During passive auditory stimulus presentation, we recorded neuronal activity for selected patients. Various auditory sequences were employed, including pure tones and oddball stimuli, interspersed with washout periods to maintain balance in stimulus presentation.
Specific patient sessions involved listening to engaging podcast stories. One patient followed three stories from The Moth Radio Hour, while another listened to an educational video with rich content aimed at sustaining interest.
Micro-CT
Post-recording, a small tissue cube was excised from the operative area for analysis, following defined methods. The samples were prepared and preserved before imaging them with high-resolution micro-computed tomography. This imaging provided detailed back-projection images, subsequently analyzed for any abnormalities, none of which were found.
Neuronal data processing
Patients did not have seizures during the operations, likely due to anaesthesia, so no related data cleaning was necessary. This was confirmed by a neurologist reviewing the signals.
Motion correction
Motion artifacts resulting from brain movement were addressed through previously established algorithms. Motion estimates were derived using specific software packages, and corrections were made based on interpolation methods, ensuring spikes and local field potentials were properly aligned for further analysis.
Unit extraction and classification
Spike detection and clustering were automated and refined through a combination of software tools, taking care to ensure optimal unit quality before proceeding with further analytical steps.
LFP data
Local field potential data underwent bandpass filtering and alignment to task events to facilitate the extraction of response characteristics.
Neuronal data analysis
All analyses were conducted using custom MATLAB scripts, focusing particularly on the corrected motion data. The overall amount of movement was quantified, and tone-responsive neurons were identified through systematic statistical methods.
Neuronal response learning dynamics
We explored how statistical learning impacted oddball detection by examining response patterns across trials. This involved creating a vector representation of neuronal activity and analyzing subsequent shifts in neural responses.
Mixed-effects models
Mixed effects models were utilized to investigate how various task conditions affected neuronal responses, taking into account the complexity of the hierarchical data structure.
Continuous-rate RNN model
A continuous-rate recurrent neural network was developed to mirror the oddball detection task in our experiments. The network’s parameters were optimized using gradient-based methods, targeting specific performance accuracy before advancing through various trial contexts.
Neuronal data analysis: natural language stimuli
Natural language statistics
The podcast audio was systematically transcribed and checked for accuracy.
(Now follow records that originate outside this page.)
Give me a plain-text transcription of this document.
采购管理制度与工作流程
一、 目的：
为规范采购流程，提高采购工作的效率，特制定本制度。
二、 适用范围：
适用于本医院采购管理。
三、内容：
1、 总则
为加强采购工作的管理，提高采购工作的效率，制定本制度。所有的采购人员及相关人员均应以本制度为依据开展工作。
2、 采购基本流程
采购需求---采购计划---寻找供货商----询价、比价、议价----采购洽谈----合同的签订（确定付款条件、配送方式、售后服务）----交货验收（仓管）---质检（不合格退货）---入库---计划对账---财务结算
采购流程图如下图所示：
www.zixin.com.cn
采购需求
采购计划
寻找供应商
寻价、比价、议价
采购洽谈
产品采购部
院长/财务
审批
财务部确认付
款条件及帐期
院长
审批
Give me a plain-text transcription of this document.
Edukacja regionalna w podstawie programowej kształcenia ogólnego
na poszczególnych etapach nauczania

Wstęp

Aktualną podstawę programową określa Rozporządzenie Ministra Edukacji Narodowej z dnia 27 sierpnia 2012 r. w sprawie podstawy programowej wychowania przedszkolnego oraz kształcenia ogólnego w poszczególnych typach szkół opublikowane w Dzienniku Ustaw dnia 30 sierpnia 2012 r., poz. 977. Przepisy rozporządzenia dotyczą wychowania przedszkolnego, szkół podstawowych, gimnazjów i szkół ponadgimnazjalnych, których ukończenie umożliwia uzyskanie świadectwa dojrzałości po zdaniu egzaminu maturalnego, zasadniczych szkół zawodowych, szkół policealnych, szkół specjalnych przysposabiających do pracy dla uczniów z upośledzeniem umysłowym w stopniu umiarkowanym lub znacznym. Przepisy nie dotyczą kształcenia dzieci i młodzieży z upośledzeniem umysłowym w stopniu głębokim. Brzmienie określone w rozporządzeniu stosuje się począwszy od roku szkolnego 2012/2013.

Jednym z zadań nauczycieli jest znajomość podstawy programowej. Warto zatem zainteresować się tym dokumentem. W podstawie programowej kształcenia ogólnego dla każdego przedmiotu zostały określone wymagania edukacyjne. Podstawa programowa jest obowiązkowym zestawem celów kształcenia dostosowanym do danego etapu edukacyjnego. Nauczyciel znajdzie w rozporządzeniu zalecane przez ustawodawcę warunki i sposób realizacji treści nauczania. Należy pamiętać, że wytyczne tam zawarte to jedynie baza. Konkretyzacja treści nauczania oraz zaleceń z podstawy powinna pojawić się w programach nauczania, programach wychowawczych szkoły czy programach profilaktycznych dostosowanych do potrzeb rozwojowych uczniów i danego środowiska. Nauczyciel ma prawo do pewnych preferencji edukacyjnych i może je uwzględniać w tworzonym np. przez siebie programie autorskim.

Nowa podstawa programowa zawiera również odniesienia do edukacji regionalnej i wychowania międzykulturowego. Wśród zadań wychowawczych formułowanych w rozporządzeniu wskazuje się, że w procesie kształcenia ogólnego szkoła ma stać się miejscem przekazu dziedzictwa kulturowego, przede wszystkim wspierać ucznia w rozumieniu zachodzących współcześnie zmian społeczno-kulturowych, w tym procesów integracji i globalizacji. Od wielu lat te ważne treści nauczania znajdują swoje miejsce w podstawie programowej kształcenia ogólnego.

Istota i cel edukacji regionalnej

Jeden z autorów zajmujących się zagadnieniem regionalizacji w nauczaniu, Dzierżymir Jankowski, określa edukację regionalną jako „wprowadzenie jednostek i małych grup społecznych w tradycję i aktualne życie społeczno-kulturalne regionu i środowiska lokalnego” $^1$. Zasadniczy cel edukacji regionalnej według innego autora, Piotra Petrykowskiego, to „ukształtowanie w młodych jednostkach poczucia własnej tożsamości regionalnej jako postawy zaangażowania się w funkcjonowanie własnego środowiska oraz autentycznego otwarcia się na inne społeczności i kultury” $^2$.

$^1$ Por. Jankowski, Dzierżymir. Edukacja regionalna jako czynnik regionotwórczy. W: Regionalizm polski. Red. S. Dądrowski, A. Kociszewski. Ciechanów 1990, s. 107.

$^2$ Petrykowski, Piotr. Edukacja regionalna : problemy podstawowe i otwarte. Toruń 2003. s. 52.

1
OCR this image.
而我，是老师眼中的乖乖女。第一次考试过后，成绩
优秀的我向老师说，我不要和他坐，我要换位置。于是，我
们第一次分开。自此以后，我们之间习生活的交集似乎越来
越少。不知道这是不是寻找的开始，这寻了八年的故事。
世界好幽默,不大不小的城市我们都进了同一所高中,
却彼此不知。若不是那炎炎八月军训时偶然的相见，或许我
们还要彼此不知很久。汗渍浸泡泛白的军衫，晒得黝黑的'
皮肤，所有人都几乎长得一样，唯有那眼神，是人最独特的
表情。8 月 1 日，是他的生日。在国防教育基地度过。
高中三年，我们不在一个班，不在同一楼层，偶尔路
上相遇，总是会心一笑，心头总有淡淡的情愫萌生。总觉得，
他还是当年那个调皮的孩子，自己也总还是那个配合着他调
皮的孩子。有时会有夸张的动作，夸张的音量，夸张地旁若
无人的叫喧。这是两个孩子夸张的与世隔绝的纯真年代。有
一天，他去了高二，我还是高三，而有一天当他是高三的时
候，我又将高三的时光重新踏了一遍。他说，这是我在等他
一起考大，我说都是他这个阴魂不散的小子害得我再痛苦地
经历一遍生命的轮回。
Statistical analyses were based on word frequencies drawn from a broad corpus of movie subtitles, while further calculations addressed the emotional and semantic implications of the content.
Word embedding and part of speech classification
Using advanced NLP tools, we analyzed the dataset for part-of-speech categorization, leveraging a pre-existing toolkit to classify the words present in the narratives.
Probe localization
Intraoperative navigation tools were employed to label the probe entry site after its removal, helping to accurately place recordings in the MNI standard space for subsequent analyses.
Ethics statement
All experiments followed Institutional Review Board protocols to ensure compliance and ethical considerations during the study.
Reporting summary
Further details on research design are accessible in the linked reporting summary.